Я позволил себе устраниться и от Барохи, и от его комментатора. В «Оксфорд» продолжали стекаться люди, рассаживаясь, как попало, вокруг двух столиков, занятых нашей компанией. У стойки и за другими столиками было очень мало народа. Я взглянул на часы: они показывали половину девятого. Я ощущал лихорадочное беспокойство и всякий раз, когда открывалась дверь, оборачивался в надежде, что это Марсело. В какой-то момент появился Андреу Гомес. Он сразу же подошел ко мне, пожал руку и рассказал, старательно шепелявя, о каком-то скабрезном инциденте на семинаре медиевистов в Саламанке. Затем Андреу Гомес уселся между Хосе Мария Серером и Хесусом Морено, а я воспользовался этим, чтобы пойти в туалет и тщательно вымыть руки. Когда я вернулся, все общество разбилось на группки: Хавьер Серкас продолжал безраздельно владеть вниманием Игнасио, слушавшего его с любезно-сосредоточенным видом; Билл Перибаньес, Эмили Бальса и недавно прибывший господин в синем костюме-тройке с головой ушли в какую-то литературную или политическую дискуссию; Хосе Мария Серер, Хесус Морено, Абдель Бенальу и еще один молодой человек, показавшийся мне смутно знакомым, лопались от смеха над каким-то анекдотом, рассказанным Андреу Гомесом, а слева от меня девушка с прямыми каштановыми волосами и большими умными глазами что-то шептала на ухо Антонио Армеро, который блаженно улыбался, устремив мечтательный взгляд сквозь оконное стекло. На какой-то миг разговор стал общим.

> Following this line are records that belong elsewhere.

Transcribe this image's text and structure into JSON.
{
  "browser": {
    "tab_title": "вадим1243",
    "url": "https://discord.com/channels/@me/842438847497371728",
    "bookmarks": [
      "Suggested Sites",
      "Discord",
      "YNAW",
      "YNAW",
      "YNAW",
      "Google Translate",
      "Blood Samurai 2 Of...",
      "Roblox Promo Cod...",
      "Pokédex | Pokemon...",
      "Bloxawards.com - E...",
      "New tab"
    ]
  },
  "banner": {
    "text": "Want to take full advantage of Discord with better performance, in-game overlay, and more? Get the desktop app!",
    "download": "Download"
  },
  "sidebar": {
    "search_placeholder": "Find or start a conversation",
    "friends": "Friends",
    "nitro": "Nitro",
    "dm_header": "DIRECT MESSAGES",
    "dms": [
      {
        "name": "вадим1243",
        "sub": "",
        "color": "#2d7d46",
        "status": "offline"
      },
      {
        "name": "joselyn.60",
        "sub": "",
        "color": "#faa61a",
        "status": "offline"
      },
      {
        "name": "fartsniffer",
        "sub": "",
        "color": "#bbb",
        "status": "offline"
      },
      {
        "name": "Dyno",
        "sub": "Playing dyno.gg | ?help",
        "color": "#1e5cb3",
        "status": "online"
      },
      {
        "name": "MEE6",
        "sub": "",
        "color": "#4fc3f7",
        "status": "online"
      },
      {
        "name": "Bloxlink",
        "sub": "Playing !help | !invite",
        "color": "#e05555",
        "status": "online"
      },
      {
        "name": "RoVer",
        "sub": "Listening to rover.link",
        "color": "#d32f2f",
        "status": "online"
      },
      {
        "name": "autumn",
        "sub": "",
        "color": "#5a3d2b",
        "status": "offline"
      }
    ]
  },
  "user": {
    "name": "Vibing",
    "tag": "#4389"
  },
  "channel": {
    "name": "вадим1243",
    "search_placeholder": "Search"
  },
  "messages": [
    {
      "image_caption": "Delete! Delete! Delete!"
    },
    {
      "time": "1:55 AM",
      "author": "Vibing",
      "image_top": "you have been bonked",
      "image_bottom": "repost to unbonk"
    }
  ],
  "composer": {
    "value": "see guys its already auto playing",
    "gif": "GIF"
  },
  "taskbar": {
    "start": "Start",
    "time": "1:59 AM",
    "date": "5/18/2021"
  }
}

Кто-то, возможно, Перибаньес, упомянул имя Кансиноса-Ассенса, о котором он то ли прежде, то ли сейчас писал, пропели дифирамбы «Роману литератора» и «Движению V.P.», Морено с восторгом отозвался о переводах.
— Вот тут я не согласен, — вмешался Армеро, слушавший с большим интересом, обхватив двумя руками серебряный набалдашник своей трости. — Пусть хвалят посредственные книги посредственных писателей, бог с ними. Полагаю, что эрудитам это вообще свойственно: какой бы плохой книга ни была, довольно того, чтобы не слишком много народа ее прочитало, и эрудиту она уже покажется замечательной, или он скажет, что она ему кажется замечательной. Не думаю, что это правильный путь, хотя как знать… Пусть будет так, но здесь-то явное жульничество…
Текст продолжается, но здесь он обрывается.